Hoy se dice que en estos siete años el ex militante socialista, pionero del
llamado socialismo narco, en el que
militan en la clandestinidad decenas de dirigentes que aseguran haberse
hinchado las pelotas de tanta corrección política, construyó un imperio
criminal con ramificaciones en toda Latinoamérica: el Régimen lo acusa de
quemarle la cabeza a los jóvenes con la cocaína y con su otro gran negocio: la
distribución ilegal de libros de pensar.
(El Régimen
ejerce un férreo control de todo lo que se publica y aplica un tamiz
apretadísimo –como pedo de visita- que reduce a un puñado los escritores autorizados,
todos inscriptos en el género de la autoyuda y la espiritualidad –el catálogo
oficial incluye títulos de Ari Paluch, Claudio María Domínguez, Sergio Lapegüe,
Luis Majul, Elisa Carrió, Andrés Calamaro, Daniel Amoroso, Luis Ventura, Caruso
Lombardi y Orlando Barone. El filtro está a cargo del ministro de Control
Editorial, el ex animador, actor y pistolero Baby Echecopar)
El grandote
de cabeza chiquita ametralló al pelotudo con un interrogatorio en el que lo
amenazó reiteradas veces con borrarle el rígido de su súper computadora
personal –a lo que el pelotudo se animó a preguntarle si todavía seguía calenchu- y lo sometió a salvajes tormentos sicológicos: le pasó, una tras otra,
las rutinas de estandap que Jorge Lanata ensayaba en el show televisivo
revisteril de los domingos a la noche en el trece, mechadas con las
conclusiones que exponía el médico y periodista Nelson Castro en su programa El Juego Limpio hablándole y
reclamándole cosas a la Presidenta y las agarradas del abogado y periodista
Eduardo Feinmann con alumnos tomadores de escuelas porteñas. Pero no consiguió nada.
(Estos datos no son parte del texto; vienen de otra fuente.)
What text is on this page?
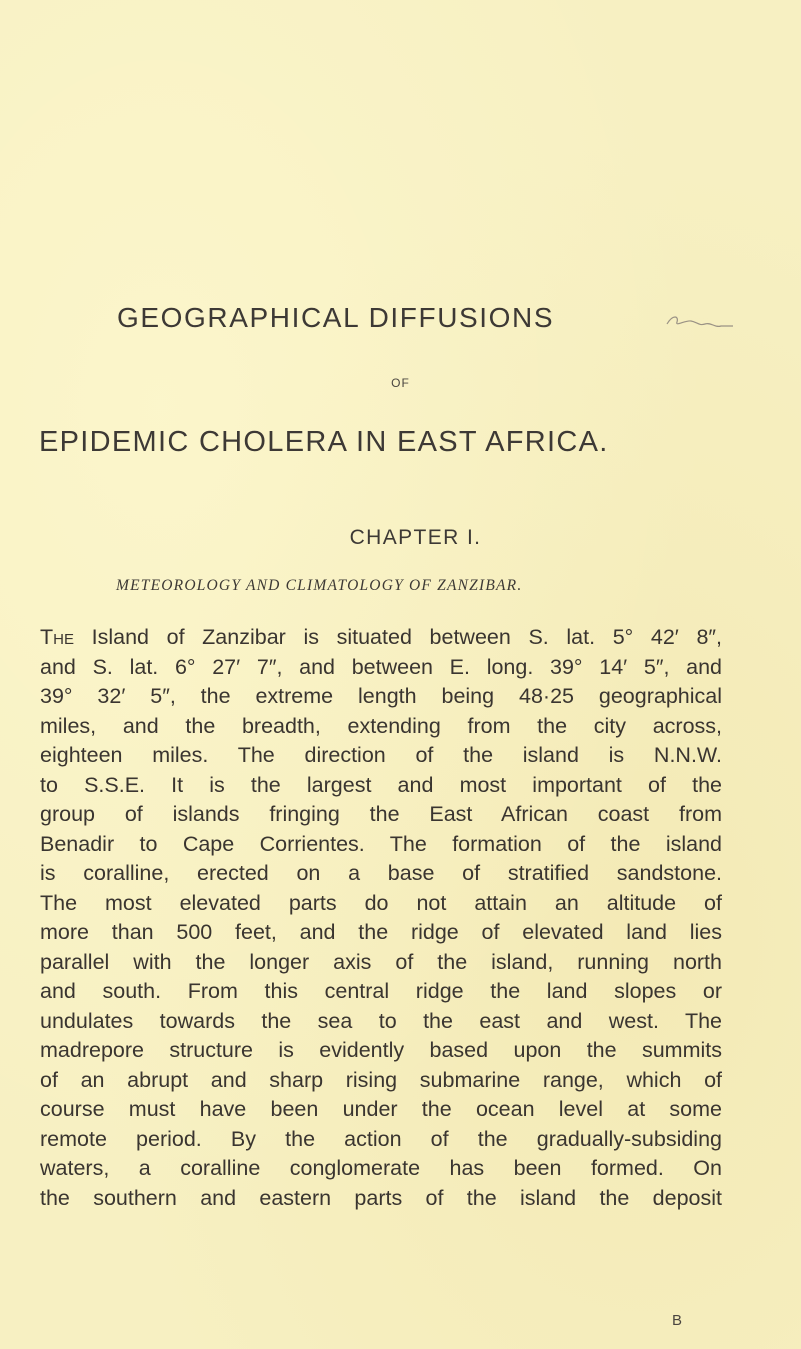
GEOGRAPHICAL DIFFUSIONS
OF
EPIDEMIC CHOLERA IN EAST AFRICA.
CHAPTER I.
METEOROLOGY AND CLIMATOLOGY OF ZANZIBAR.
The Island of Zanzibar is situated between S. lat. 5° 42′ 8″,
and S. lat. 6° 27′ 7″, and between E. long. 39° 14′ 5″, and
39° 32′ 5″, the extreme length being 48·25 geographical
miles, and the breadth, extending from the city across,
eighteen miles. The direction of the island is N.N.W.
to S.S.E. It is the largest and most important of the
group of islands fringing the East African coast from
Benadir to Cape Corrientes. The formation of the island
is coralline, erected on a base of stratified sandstone.
The most elevated parts do not attain an altitude of
more than 500 feet, and the ridge of elevated land lies
parallel with the longer axis of the island, running north
and south. From this central ridge the land slopes or
undulates towards the sea to the east and west. The
madrepore structure is evidently based upon the summits
of an abrupt and sharp rising submarine range, which of
course must have been under the ocean level at some
remote period. By the action of the gradually-subsiding
waters, a coralline conglomerate has been formed. On
the southern and eastern parts of the island the deposit
B
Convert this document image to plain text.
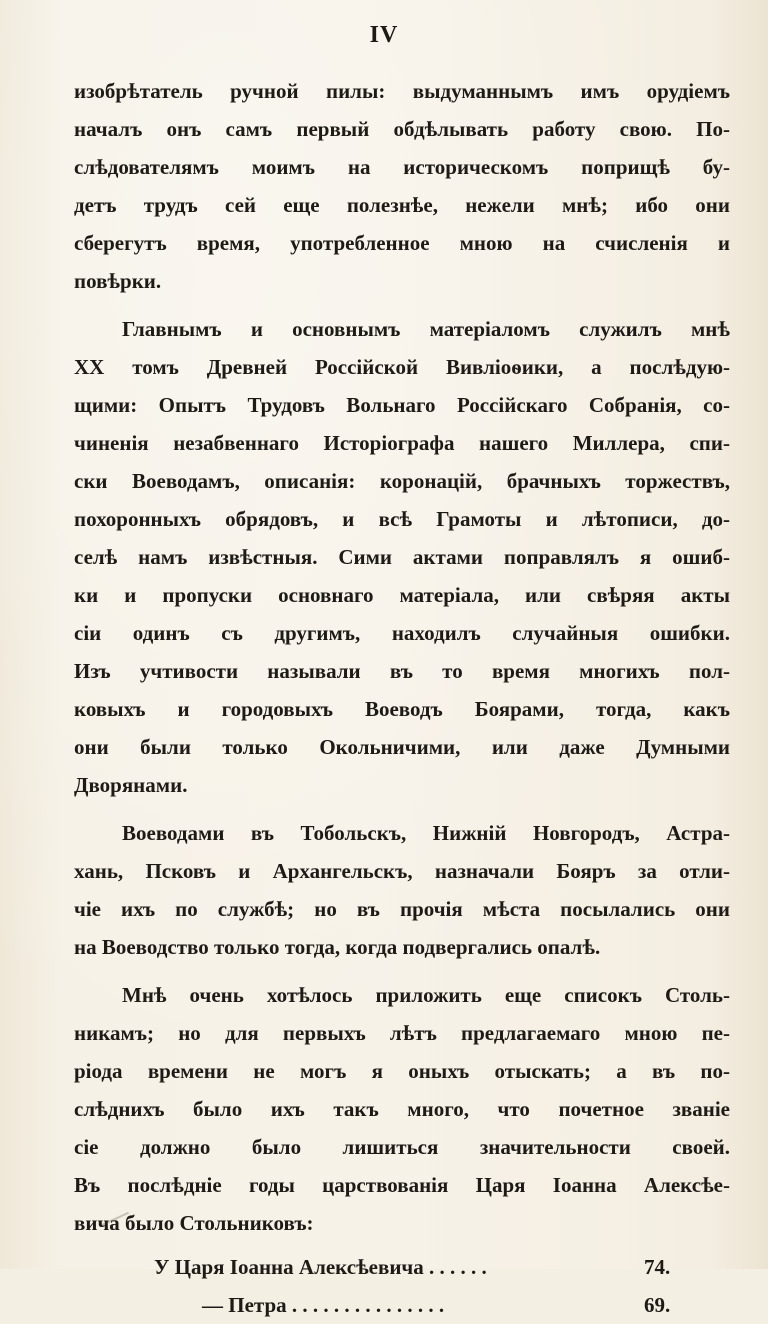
IV
изобрѣтатель ручной пилы: выдуманнымъ имъ орудіемъ
началъ онъ самъ первый обдѣлывать работу свою. По-
слѣдователямъ моимъ на историческомъ поприщѣ бу-
детъ трудъ сей еще полезнѣе, нежели мнѣ; ибо они
сберегутъ время, употребленное мною на счисленія и
повѣрки.
Главнымъ и основнымъ матеріаломъ служилъ мнѣ
XX томъ Древней Россійской Вивліоѳики, а послѣдую-
щими: Опытъ Трудовъ Вольнаго Россійскаго Собранія, со-
чиненія незабвеннаго Исторіографа нашего Миллера, спи-
ски Воеводамъ, описанія: коронацій, брачныхъ торжествъ,
похоронныхъ обрядовъ, и всѣ Грамоты и лѣтописи, до-
селѣ намъ извѣстныя. Сими актами поправлялъ я ошиб-
ки и пропуски основнаго матеріала, или свѣряя акты
сіи одинъ съ другимъ, находилъ случайныя ошибки.
Изъ учтивости называли въ то время многихъ пол-
ковыхъ и городовыхъ Воеводъ Боярами, тогда, какъ
они были только Окольничими, или даже Думными
Дворянами.
Воеводами въ Тобольскъ, Нижній Новгородъ, Астра-
хань, Псковъ и Архангельскъ, назначали Бояръ за отли-
чіе ихъ по службѣ; но въ прочія мѣста посылались они
на Воеводство только тогда, когда подвергались опалѣ.
Мнѣ очень хотѣлось приложить еще списокъ Столь-
никамъ; но для первыхъ лѣтъ предлагаемаго мною пе-
ріода времени не могъ я оныхъ отыскать; а въ по-
слѣднихъ было ихъ такъ много, что почетное званіе
сіе должно было лишиться значительности своей.
Въ послѣдніе годы царствованія Царя Іоанна Алексѣе-
вича было Стольниковъ:
У Царя Іоанна Алексѣевича . . . . . .	74.
— Петра . . . . . . . . . . . . . . .	69.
Aunque turbado por tanta TV basura, el pelotudo dijo una y otra vez lo mismo: ¡Sólo soy un pelotudo! ¡Sólo soy un pelotudo! ¡Sólo soy un pelotudo!
Habían
pasado casi cuatro horas y fracción cuando el grandote tiró la toalla.
— Ok,
evidentemente sos un pelotudo, pero no uno cualquiera: un pelotudo importante,
porque sabemos que sabés y te hacés el pelotudo y sabés que no es gratis saber
y hacerse el pelotudo— le dijo el ropero al pelotudo sacándose el sombrero y
rascándose la cabecita.
El gordo dio
media vuelta y se fue yendo, su mano izquierda en el bolsillo de los pinzados y la
derecha llevando el trigésimo cuarto cigarrillo a su boca, pero antes de cerrar
la puerta metálica asomó apenas su cabecita y le advirtió al pelotudo:
— No
te relajes, eh: nos volveremos a ver.
Enseguida
dos guardias volvieron a encapucharlo y lo arrastraron otra vez por los
pasillos angostos y ásperos hasta el blindado. Anduvieron un tiempo
indescifrable hasta que el camión frenó y la puerta se abrió. El pelotudo
sintió otra vez que lo agarraban del cuello del gabán, lo bajaban bruscamente y
le sacaban la capucha.
— Tomá,
pelotudo, cuidate, que la calle está dura— le aconsejó uno de los guardias
mientras le devolvía la pistola reglamentaria.